CHAPTER XI
Free for Three Days

At last one summer’s evening they gathered around the supper table and Ben failed to appear. I would give worlds to have seen the expressions on their faces then, and on the sentry’s later when he came and found no Engländer there to lock up. I had come to seem too permanent there! I was as much an institution on the place as the dog, Telo, or the broken pump.

While they were making these rude discoveries I lay crouched on a bed of moss in a secluded dell in one of the grand duke’s forests smoking my pipe and speculating as to whether another fortnight would find me in Denmark or in a German jail. I had just finished a good supper of bread, “bully,” condensed milk, and dates from my box of English provisions and was resting a moment before going on.

My linen collar wilted with perspiration and I threw it away, having plenty more in my bag to put on in the morning. I had spent most of the afternoon in putting together my civilian attire, for I had to escape from the village in my prisoner’s garb. I carried patches of black cloth in my pockets, accurately cut out to fit the prisoner’s stripes on my cap and trousers. These I sewed on in the midst of a rye field immediately I got clear of the village. My coat, I had found, would not admit of alteration, so I had contrived to get another. I walked into the little room adjoining the barn, belonging to Warner, the old care-taker, and selecting the best of the coats hanging there, a gay cream-colored creation, I put it on under my black one. Then I put two suits of my new English underwear in a parcel under his bed, for I did not care to steal from Warner. He had seen me thrash a German boy without reporting it and had befriended me on various occasions. On top of the parcel I scribbled a note:

“Dear Warner:

“This underwear is in exchange for your coat which I must take with me. Danke schön. Auf Wiedersehen!

Ben.”

I spent most of the time tramping, stopping when tired or when the view pleased me, for a rest, and sleeping in the middle of the day. I passed through numerous villages and towns whose names I usually learned from the mile-posts along the road. These were about ten feet high and at night I had to climb up them and hold my eyes close to the board to read the inscription. It was the first time I had spent the night outside of my cell for many months and I enjoyed the sight of the moon and the stars again. The long North German twilight was glorious, too, and I often lay on some hillside above the fields and meadows and villages, and watched it while I rested.

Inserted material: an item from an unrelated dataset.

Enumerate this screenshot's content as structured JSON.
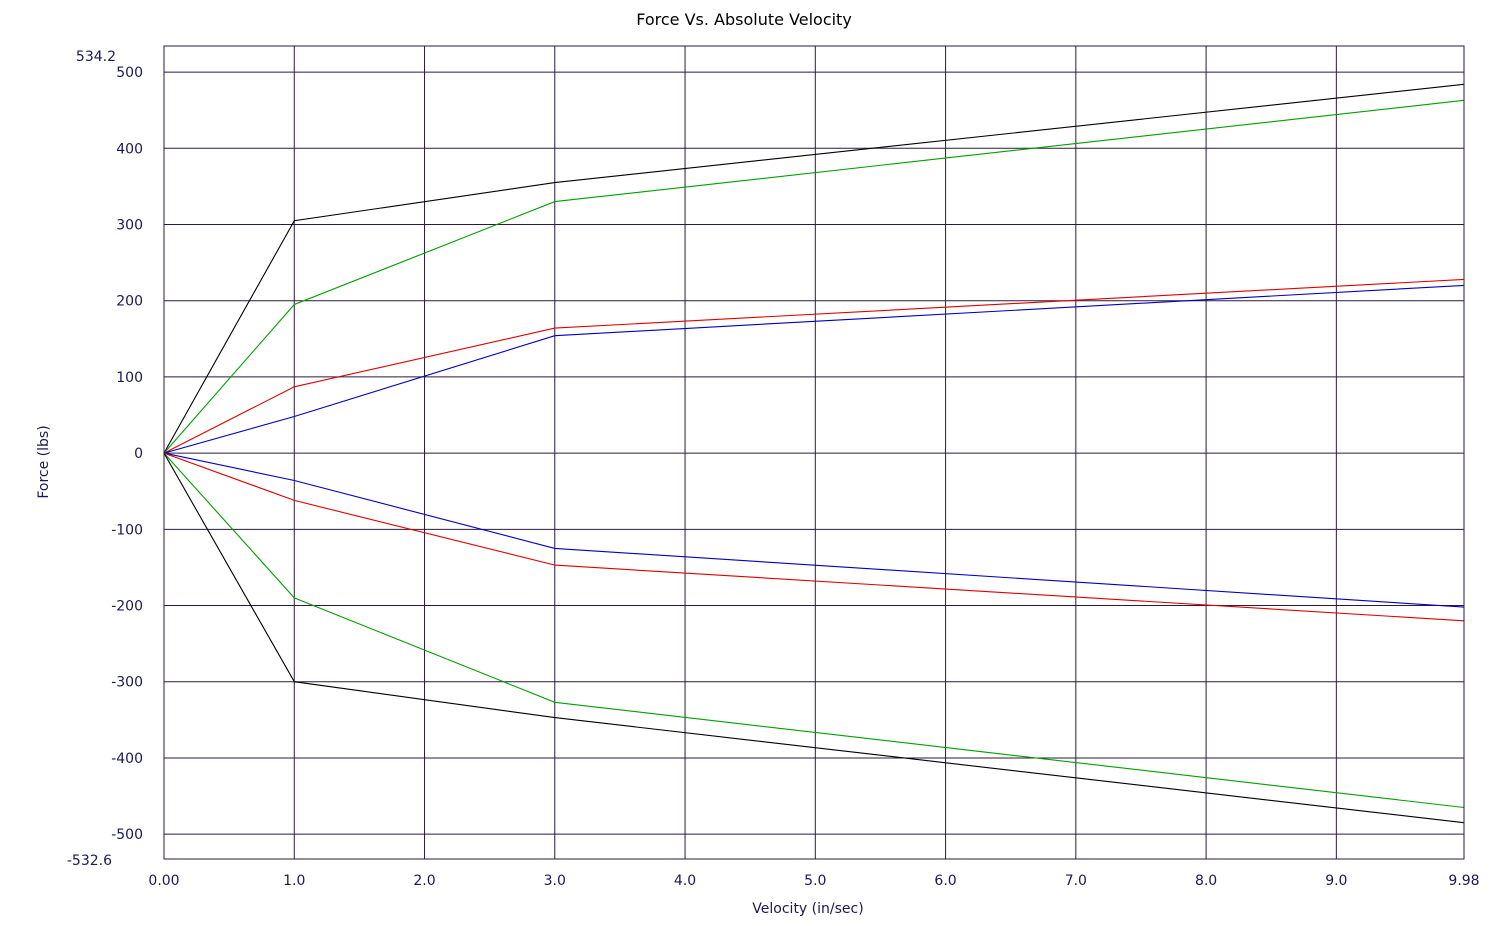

I was seldom accosted. I nearly ran into an old gentleman in a forest on one occasion, however. He was a thin, academic-looking old chap, wearing glasses and a frock coat, and carrying a cane. What brought him to the forest at that unseemly hour I have never been able to imagine. It was just after midnight and the darkness was so dense that we could neither of us see the other until we were within a few inches proximity, and the mossy earth so effectually concealed the sound of our footsteps that we narrowly averted a collision.

Donnerwetter![9] he screamed in a squeaky voice, throwing up his hands and dropping his cane.